Allein zum Stichtag 1. März 2015 warteten im Landkreis Limburg-Weilburg 236 junge Flüchtlinge und Zuwanderer im Alter von 17 bis 25 Jahren auf einen Schulplatz, um Deutsch lernen zu können und Angebote der Berufsorientierung zu erhalten. Darauf wiesen Gerhard Neunzerling-Dernbach vom Caritas-Jugendmigrationsdienst, Miriam Sehr, Abteilungsleiterin an der Adolf-Reichwein-Schule, und Marianne Zimmermann als Leiterin des Kreissozialamts, hin und ergänzten, dass diese Zahl durch die Zuwanderungsentwicklung zurzeit weiter ansteigt.
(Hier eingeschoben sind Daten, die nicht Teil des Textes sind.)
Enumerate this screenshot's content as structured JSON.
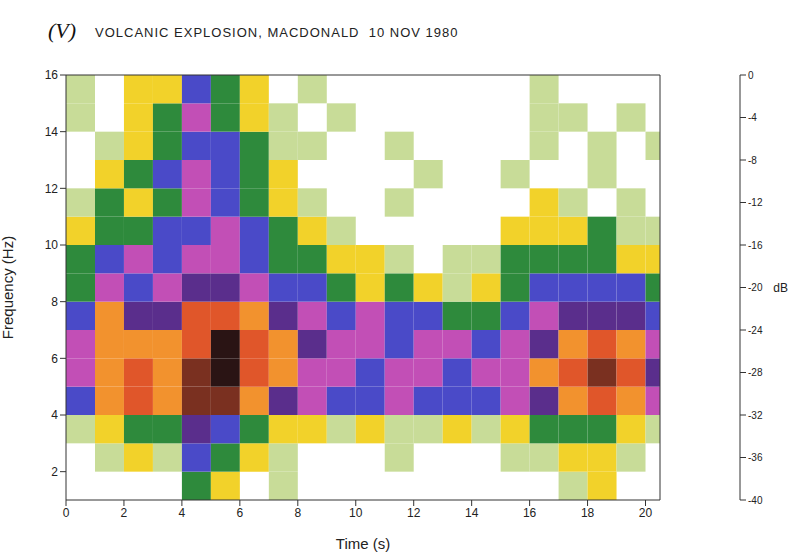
{
  "chart_data": {
    "type": "heatmap",
    "panel_label": "(V)",
    "title": "VOLCANIC EXPLOSION, MACDONALD  10 NOV 1980",
    "x_label": "Time (s)",
    "y_label": "Frequency (Hz)",
    "x_bins": [
      0,
      1,
      2,
      3,
      4,
      5,
      6,
      7,
      8,
      9,
      10,
      11,
      12,
      13,
      14,
      15,
      16,
      17,
      18,
      19,
      20,
      20.5
    ],
    "y_bins": [
      1,
      2,
      3,
      4,
      5,
      6,
      7,
      8,
      9,
      10,
      11,
      12,
      13,
      14,
      15,
      16
    ],
    "cells": [
      [
        null,
        null,
        null,
        null,
        -30,
        -34,
        null,
        -38,
        null,
        null,
        null,
        null,
        null,
        null,
        null,
        null,
        null,
        -36,
        -34,
        null,
        null
      ],
      [
        null,
        -38,
        -34,
        -36,
        -26,
        -30,
        -34,
        -36,
        null,
        null,
        null,
        -38,
        null,
        null,
        null,
        -38,
        -36,
        -34,
        -32,
        -36,
        null
      ],
      [
        -36,
        -32,
        -28,
        -30,
        -18,
        -26,
        -30,
        -32,
        -34,
        -36,
        -32,
        -36,
        -38,
        -34,
        -36,
        -32,
        -30,
        -30,
        -28,
        -32,
        -36
      ],
      [
        -24,
        -14,
        -10,
        -14,
        -6,
        -6,
        -12,
        -18,
        -22,
        -26,
        -24,
        -22,
        -24,
        -26,
        -24,
        -22,
        -18,
        -12,
        -10,
        -14,
        -22
      ],
      [
        -20,
        -12,
        -8,
        -12,
        -6,
        -2,
        -10,
        -14,
        -20,
        -22,
        -24,
        -22,
        -20,
        -24,
        -22,
        -20,
        -14,
        -8,
        -6,
        -10,
        -18
      ],
      [
        -20,
        -12,
        -14,
        -14,
        -8,
        -2,
        -10,
        -14,
        -18,
        -22,
        -22,
        -24,
        -22,
        -22,
        -26,
        -22,
        -16,
        -12,
        -10,
        -14,
        -20
      ],
      [
        -24,
        -14,
        -16,
        -18,
        -10,
        -8,
        -14,
        -18,
        -20,
        -24,
        -22,
        -24,
        -26,
        -28,
        -30,
        -24,
        -20,
        -16,
        -16,
        -18,
        -24
      ],
      [
        -28,
        -22,
        -24,
        -20,
        -18,
        -16,
        -20,
        -24,
        -26,
        -30,
        -32,
        -30,
        -34,
        -36,
        -32,
        -28,
        -26,
        -24,
        -26,
        -24,
        -30
      ],
      [
        -30,
        -26,
        -22,
        -24,
        -22,
        -20,
        -24,
        -28,
        -30,
        -32,
        -34,
        -36,
        null,
        -38,
        -36,
        -30,
        -28,
        -30,
        -28,
        -32,
        -34
      ],
      [
        -34,
        -28,
        -30,
        -26,
        -24,
        -22,
        -26,
        -30,
        -34,
        -36,
        null,
        null,
        null,
        null,
        null,
        -34,
        -32,
        -34,
        -30,
        -36,
        -36
      ],
      [
        -36,
        -30,
        -32,
        -28,
        -20,
        -24,
        -28,
        -32,
        -36,
        null,
        null,
        -38,
        null,
        null,
        null,
        null,
        -34,
        -36,
        null,
        -38,
        null
      ],
      [
        null,
        -34,
        -30,
        -26,
        -22,
        -24,
        -30,
        -34,
        null,
        null,
        null,
        null,
        -38,
        null,
        null,
        -36,
        null,
        null,
        -36,
        null,
        null
      ],
      [
        null,
        -36,
        -32,
        -28,
        -24,
        -26,
        -30,
        -36,
        -36,
        null,
        null,
        -38,
        null,
        null,
        null,
        null,
        -36,
        null,
        -38,
        null,
        -36
      ],
      [
        -36,
        null,
        -34,
        -30,
        -22,
        -28,
        -32,
        -36,
        null,
        -38,
        null,
        null,
        null,
        null,
        null,
        null,
        -38,
        -36,
        null,
        -38,
        null
      ],
      [
        -36,
        null,
        -34,
        -32,
        -24,
        -30,
        -34,
        null,
        -38,
        null,
        null,
        null,
        null,
        null,
        null,
        null,
        -38,
        null,
        null,
        null,
        null
      ]
    ],
    "xlim": [
      0,
      20.5
    ],
    "ylim": [
      1,
      16
    ],
    "xticks": [
      0,
      2,
      4,
      6,
      8,
      10,
      12,
      14,
      16,
      18,
      20
    ],
    "yticks": [
      2,
      4,
      6,
      8,
      10,
      12,
      14,
      16
    ],
    "colorbar": {
      "label": "dB",
      "range": [
        -40,
        0
      ],
      "ticks": [
        0,
        -4,
        -8,
        -12,
        -16,
        -20,
        -24,
        -28,
        -32,
        -36,
        -40
      ],
      "colors": [
        "#2a1414",
        "#7a3020",
        "#e0562a",
        "#f2922e",
        "#5a2e8c",
        "#c24fb6",
        "#4a4ac8",
        "#2e8a3c",
        "#f2d22a",
        "#c8dc98"
      ]
    },
    "grid": false
  }
}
Vertreter der Berufsschulen und Sozialverbände machten deutlich, dass ein Großteil dieser jungen Menschen aufgrund ihres Alters keine Möglichkeit habe, an „InteA“ teilzunehmen – obwohl sie mit Blick auf eine berufliche und soziale Integration dringend darauf angewiesen wären.

 

Handlungsbedarf

 

Dass hier Handlungsbedarf besteht, darüber waren sich alle Beteiligten einig. Die Landtagsabgeordneten Mürvet Öztürk (Grüne), Andreas Hofmeister, Joachim Veyhelmann (beide CDU) und Tobias Eckert (SPD) erläuterten, dass der Landtag sowie das Sozial- und Kultusministerium seit Jahren verstärkt daran arbeiten, Lösungen zur Integration von jungen Flüchtlingen zu finden.

Da die Verantwortung für die Aufnahme und Integration von Flüchtlingen auch eine Aufgabe des Bundes sei, sollen auf Vorschlag des Landtagsabgeordneten Eckert zum nächsten Treffen im Oktober die vier Bundestagsabgeordneten eingeladen werden, die den Landkreis Limburg-Weilburg im Bundestag vertreten.
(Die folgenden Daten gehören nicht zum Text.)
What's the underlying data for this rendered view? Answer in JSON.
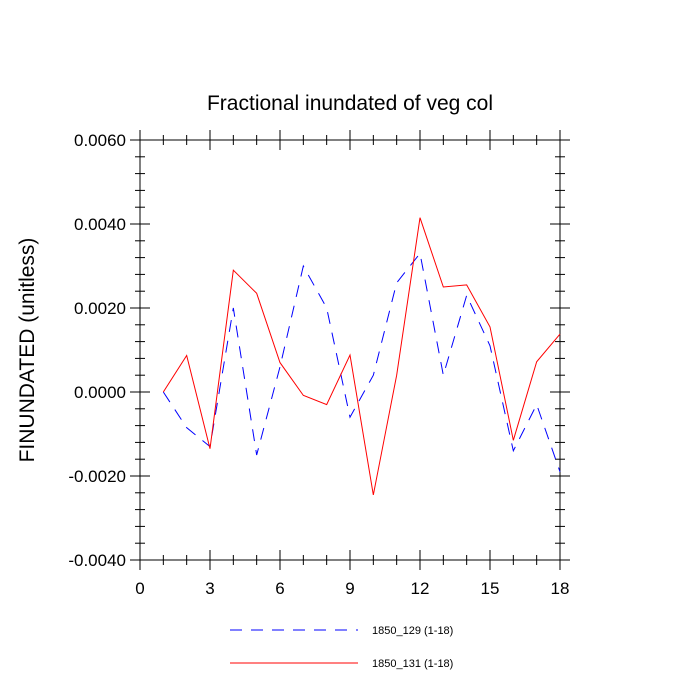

Die Gesprächsrunde erkannte dringenden Handlungsbedarf mit Blick auf die Budgetfrage und stellt fest, dass zusätzlich eine Reihe gesetzlicher Anpassungen hinsichtlich der Bereiche Sprachförderung und Integrationskurse, Arbeitsförderung und Arbeitsmarktzugang, zum Teil mit entsprechenden Harmonisierungen im Aufenthaltsrecht, erforderlich seien.

Der Geschäftsführer der Kreishandwerkerschaft, Stefan Laßmann, und die Vertreterin der Industrie- und Handelskammer, Petra Druckrey, bestätigten die Einschätzung der Teilnehmer, dass die Integration der Flüchtlinge eine gesamtgesellschaftliche Aufgabe ist. In der Ausbildung junger Flüchtlinge sehen sie eine Chance für Unternehmen, motivierte Nachwuchskräfte zu gewinnen.
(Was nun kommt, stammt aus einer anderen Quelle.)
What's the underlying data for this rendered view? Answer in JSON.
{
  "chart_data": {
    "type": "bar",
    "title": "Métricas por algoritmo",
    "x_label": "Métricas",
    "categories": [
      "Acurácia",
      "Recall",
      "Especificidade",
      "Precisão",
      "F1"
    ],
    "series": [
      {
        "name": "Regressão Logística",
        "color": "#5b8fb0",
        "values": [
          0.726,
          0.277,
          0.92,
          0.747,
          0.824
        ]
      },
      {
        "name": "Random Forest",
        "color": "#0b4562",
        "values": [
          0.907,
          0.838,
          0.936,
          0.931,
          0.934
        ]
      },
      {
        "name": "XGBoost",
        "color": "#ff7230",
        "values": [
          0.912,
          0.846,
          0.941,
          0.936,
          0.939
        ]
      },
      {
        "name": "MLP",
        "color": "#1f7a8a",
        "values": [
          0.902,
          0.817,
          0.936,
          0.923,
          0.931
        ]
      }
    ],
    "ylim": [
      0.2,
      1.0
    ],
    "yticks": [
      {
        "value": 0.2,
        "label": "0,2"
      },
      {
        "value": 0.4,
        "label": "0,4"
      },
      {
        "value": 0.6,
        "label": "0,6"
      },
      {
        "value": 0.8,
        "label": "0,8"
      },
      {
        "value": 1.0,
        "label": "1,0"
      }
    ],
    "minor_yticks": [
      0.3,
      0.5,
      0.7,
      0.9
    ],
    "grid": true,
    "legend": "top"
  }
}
Mit Blick auf den Fachkräftemangel könnten Unternehmen und Handwerk davon nur profitieren. Die ersten Ausbildungsverträge mit jungen Flüchtlingen seien bereits abgeschlossen worden, wobei Potenziale, Talente und die Motivation der ausländischen Bewerber mehr zählten als fehlende Zeugnisse oder noch rudimentäre Deutschkenntnisse.

„Lasst sie zeigen, was in ihnen steckt“, lautet das gemeinsame Credo der Vertreter der Kammern.